Missa Campal de 17 de maio de 1888

 

A pesquisadora e editora-assistente da Brasiliana Fotográfica, Andrea Wanderley*, identificou a presença de Machado de Assis na fotografia da Missa Campal de Ação de Graças pela Abolição da Escravatura realizada no dia 17 de maio de 1888, no Campo de São Cristóvão, no Rio de Janeiro. O autor da foto foi Antonio Luiz Ferreira.

A identificação de Machado de Assis foi confirmada por Eduardo Assis Duarte, doutor em Teoria da Literatura e Literatura Comparada (USP) e professor da Faculdade de Letras da UFMG , que considerou a fotografia um documento histórico da maior importância. Segundo ele, Machado de Assis teve uma “atitude mais ou menos esquiva na hora da foto, em que praticamente só o rosto aparece, dando a impressão de que procurou se esconder, mas sem conseguir realizar sua intenção totalmente. Atitude esta plenamente coerente com o jeito encolhido e de caramujo que sempre adotou em público, uma vez que dependia do emprego público para viver e eram muitas as perseguições políticas aos que defendiam abertamente o fim da escravidão.”

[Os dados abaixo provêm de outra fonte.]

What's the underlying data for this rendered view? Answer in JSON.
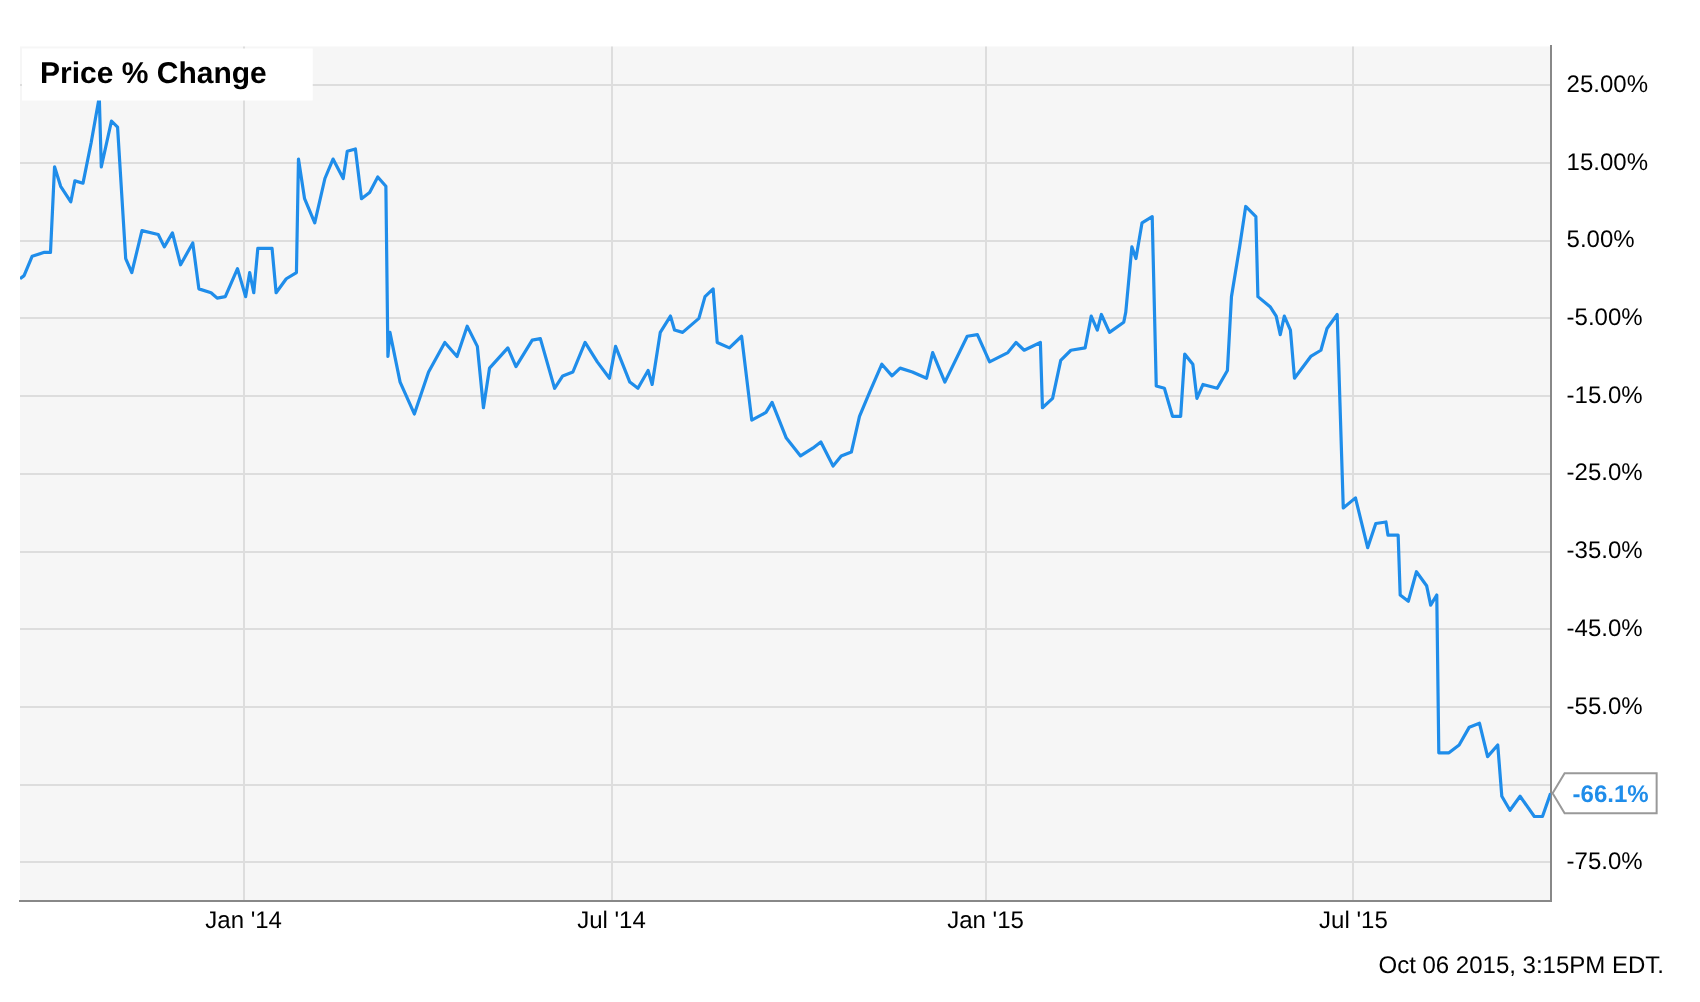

Eduardo Assis Duarte, que organizou “Machado de Assis afrodescendente” (2007) e a coleção “Literatura e afrodescendência no Brasil: antologia crítica” (2011, 4 vol.), e é coordenador do Literafro – Portal da Literatura Afro-brasileira, justificou a proximidade de Machado da princesa Isabel. Segundo ele, “Machado foi abolicionista em toda a sua vida e, a seu modo, criticou a escravidão desde seus primeiros escritos. Nunca defendeu o regime servil nem os escravocratas. Além disso, era amigo próximo de José do Patrocínio, o grande líder da campanha abolicionista e, junto com ele, foi à missa campal do dia 17, de lá saindo para com ele almoçar… Como Patrocínio sempre esteve próximo da princesa em todos esses momentos decisivos, é plenamente factível que levasse consigo o amigo para o palanque onde estava a regente imperial. A propósito, podemos ler no volume 3 da biografia escrita por Raimundo Magalhães Júnior :

‘Na manhã de 17 de maio, foi promovida uma grande missa campal, comemorativa da Abolição, em homenagem à Princesa Isabel, que compareceu, e houve em seguida um almoço festivo no Internato do Colégio Pedro II. Terminada a missa, José do Patrocínio foi para sua casa, à rua do Riachuelo, com dois amigos que convidara para almoçar em sua companhia: um deles era Ferreira Viana, ministro da Justiça do Gabinete de João Alfredo. E o outro era Machado de Assis, a quem, aliás, o grande tribuno abolicionista oferecera a carta autógrafa que recebera, em 1884, em Paris, de Victor Hugo.’ (MAGALHÃES JÚNIOR, Vida e obra de Machado de Assis. Rio de Janeiro: Civilização Brasileira / INL-MEC, 1981, vol. 3, Maturidade, p. 125).”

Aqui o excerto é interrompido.